LA POSTMODERNITE s'était installée à partir des années 1960 sur deux constatations : l'idéologie des Lumières nous avait certes légué le Progrès, mais nullement le Bonheur qui devait en résulter. Plus grave : le culte de la rationalité scientifique lié à ces notions trouvait ses limites dans les idéologies totalitaires du XXe siècle. La Raison poussée à l'extrême conduit finalement aux camps et au goulag, alors qu'elle devait assurer la Liberté, comme l'a montré par exemple le philosophe Adorno.
De cette double prise de conscience résultait, selon Gilles Lipovetsky, la nécessité d'analyser la société différemment. La postmodernité, c'est l'affleurement de traits nouveaux : essor de la consommation et de la communication de masse, dépérissement des normes autoritaires et disciplinaires et forte poussée de l'individualisme hédoniste. Le rejet, la désaffection à l'égard des passions politiques, la perte de foi en un avenir radieux conduisent à se concentrer sur son ego : culte de l'apparence, du plaisir, de ses choix en matière de mode, adoption d'un style décrispé, autonomie et ouverture de l'individu deviennent les grands marqueurs de cette nouvelle vision du monde.
Il y a lieu toutefois de s'interroger sur le sens du préfixe « post » : marque-t-on ainsi une simple relation de succession ou ce que les philosophes nomment un dépassement dialectique ? Cette question qui peut sembler n'être qu'une vaine ratiocination, est en fait au centre du livre. Le postmoderne niait les pesanteurs idéologiques de la phase précédente mais en conservait l'avancée techno-scientifique : pas question de toucher à notre petit confort, il s'agissait donc bien de dialectique.
Or voici que tout à coup le postmoderne sombre dans le glauque et l'angoissant.
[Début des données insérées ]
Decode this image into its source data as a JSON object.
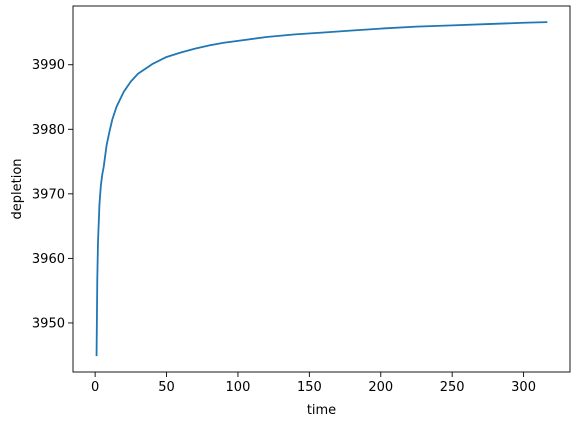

C'est le temps, dit Lipovetsky, de « la démythisation de la vie au présent confrontée qu'elle est à la montée des insécurités ». L'insécurisation des existences prend le pas sur la joie et la liberté de la consommation.
Un perpétuel présent.
Si tout s'accélère, et en particulier la mondialisation du marché, l'hypertechnicité, la déshumanisation des rapports humains, l'homme hypermoderne est-il jeté dans une sorte de perpétuel présent, coupé des vieilles traditions et des vieilles idéologies du salut dans le futur ? C'est le mérite de ce livre de comprendre une période à partir de sa relation au temps vécu.
Contre toute attente, l'auteur montre que l'hypermoderne réserve de bonnes surprises : l'individu cesse d'être le fidèle reflet d'un ordre quelconque, économique, médiatique ou sexuel. De nouveaux idéaux de type affectif, moral, viennent orienter l'hyperindividu, comme si la frénésie du « toujours plus », affichée en apparence, n'entamait pas une créativité nouvelle, cela sans que les mécanismes de cette coexistence ne relèvent d'autre chose que du sympathique optimisme de l'auteur.
Les périodes distinguées par Lipovetsky et autres philosophes-sociologues existent-elles vraiment ou ne sont-elles que des appellations ? A vrai dire, on s'y perd un peu, car chaque moment étreint les pires extrêmes : les deux récentes décennies ne sont-elles pas celles qui ont le plus illustré la marchandisation généralisée du monde et le souci le plus fort de la dignité humaine tels que le montre la multiplication d'associations caritatives ? Il n'y a pas lieu d'en être étonné puisque, dans chaque période, un excès suscite en même temps sa réaction.
Tombés comme une goutte d'huile dans le tourbillon d'un mixer, devenus hyperindividus dans l'hypermodernité, voici que nous nous échappons à nouveau vers le haut, nous avons soif de qualité, d'échanges et d'authenticité. Nous fuyons les hypermarchés pour retrouver la vérité de notre hyperchaumière. Hyperénervant.
Grasset, « Nouveau Collège de philosophie », 184 p., 12 euros.